Whereas when it comes to querying and mining information, eventough HBase does not support SQL like operations, you have a plethora of API options to perform a wide range of operations such as atomic GETs, batch GETs, scans, map/reduce and now with co-processors you can do complex aggregations. Even the for the data loading part, it gives you a lot of rich API options. For the most part, it seems that HBase can support all your data management needs. Even indexing can be achieved in a lot of innovative ways.

Watch this space for some detailed technical information on each of these features.

muSOAing for 7/2/11 – Hadoop, what is in store?

July 2, 2011

We can now safely say that Hadoop and it’s ecosystem of offerings is now mainstream. This is evidenced by several indicators. First of all the hockey stick like growth in the adoption of Hadoop across all verticals and horizontals. The second indicator is the plethora of new features that are being incorporated into Hadoop, HBase etc. The third indicator is the formal announcement at this week’s Hadoop Summit of Hortonworks and I can go on and on in the same vein.

Suffice it to say that Hadoop is doing to Information Management what the Web did to Information Access a decade and a half ago.

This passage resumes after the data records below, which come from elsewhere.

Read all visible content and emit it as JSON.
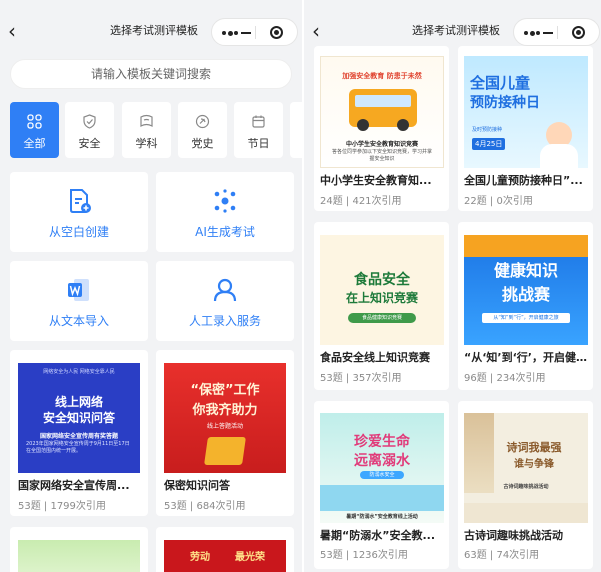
{
  "left": {
    "nav": {
      "back": "‹",
      "title": "选择考试测评模板"
    },
    "search": {
      "placeholder": "请输入模板关键词搜索"
    },
    "categories": [
      {
        "label": "全部",
        "icon": "grid-icon",
        "active": true
      },
      {
        "label": "安全",
        "icon": "shield-icon",
        "active": false
      },
      {
        "label": "学科",
        "icon": "subject-icon",
        "active": false
      },
      {
        "label": "党史",
        "icon": "party-icon",
        "active": false
      },
      {
        "label": "节日",
        "icon": "calendar-icon",
        "active": false
      }
    ],
    "actions": [
      {
        "label": "从空白创建",
        "icon": "document-add-icon"
      },
      {
        "label": "AI生成考试",
        "icon": "ai-dots-icon"
      },
      {
        "label": "从文本导入",
        "icon": "word-icon"
      },
      {
        "label": "人工录入服务",
        "icon": "person-icon"
      }
    ],
    "cards": [
      {
        "title": "国家网络安全宣传周...",
        "meta": "53题 | 1799次引用",
        "thumb": {
          "top": "网络安全为人民  网络安全靠人民",
          "line1": "线上网络",
          "line2": "安全知识问答",
          "sub": "国家网络安全宣传周有奖答题",
          "body": "2023年国家网络安全宣传周于9月11日至17日在全国范围内统一开展。"
        }
      },
      {
        "title": "保密知识问答",
        "meta": "53题 | 684次引用",
        "thumb": {
          "line1": "“保密”工作",
          "line2": "你我齐助力",
          "sub": "线上答题活动"
        }
      },
      {
        "thumb": {
          "line1": ""
        }
      },
      {
        "thumb": {
          "line1": "劳动",
          "line2": "最光荣"
        }
      }
    ]
  },
  "right": {
    "nav": {
      "back": "‹",
      "title": "选择考试测评模板"
    },
    "cards": [
      {
        "title": "中小学生安全教育知...",
        "meta": "24题 | 421次引用",
        "thumb": {
          "line1": "加强安全教育 防患于未然",
          "line2": "中小学生安全教育知识竞赛",
          "sub": "答各位同学参加以下安全知识竞赛，学习并掌握安全知识"
        }
      },
      {
        "title": "全国儿童预防接种日”...",
        "meta": "22题 | 0次引用",
        "thumb": {
          "line1": "全国儿童",
          "line2": "预防接种日",
          "sub": "及时预防接种",
          "date": "4月25日"
        }
      },
      {
        "title": "食品安全线上知识竞赛",
        "meta": "53题 | 357次引用",
        "thumb": {
          "line1": "食品安全",
          "line2": "在上知识竞赛",
          "sub": "食品健康知识竞赛"
        }
      },
      {
        "title": "“从‘知’到‘行’，开启健...",
        "meta": "96题 | 234次引用",
        "thumb": {
          "line1": "健康知识",
          "line2": "挑战赛",
          "sub": "从“知”到“行”，开启健康之旅"
        }
      },
      {
        "title": "暑期“防溺水”安全教...",
        "meta": "53题 | 1236次引用",
        "thumb": {
          "line1": "珍爱生命",
          "line2": "远离溺水",
          "sub": "防溺水安全",
          "body": "暑期“防溺水”安全教育线上活动"
        }
      },
      {
        "title": "古诗词趣味挑战活动",
        "meta": "63题 | 74次引用",
        "thumb": {
          "line1": "诗词我最强",
          "line2": "谁与争锋",
          "sub": "古诗词趣味挑战活动"
        }
      }
    ]
  },
  "colors": {
    "accent": "#2f7ff5",
    "background": "#f2f3f5",
    "card": "#ffffff"
  }
}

It is a game change, industry defining technology. Having said that, you have to be prepared for the usual hype and me toos, the discordant noise emitted by all the folks who want to ride on this gravy train. To be able to cut through this chaff and get to the grain will be the challenge as with all such paradigm shifting technologies. Expect the inevitable shakeouts and consolidations that will follow in the next few months. A lot of the said consolidation is already happening with acquisitions of key players and more will follow and then finally the ones that are left will be the true contenders that the industry at large can safely deal with.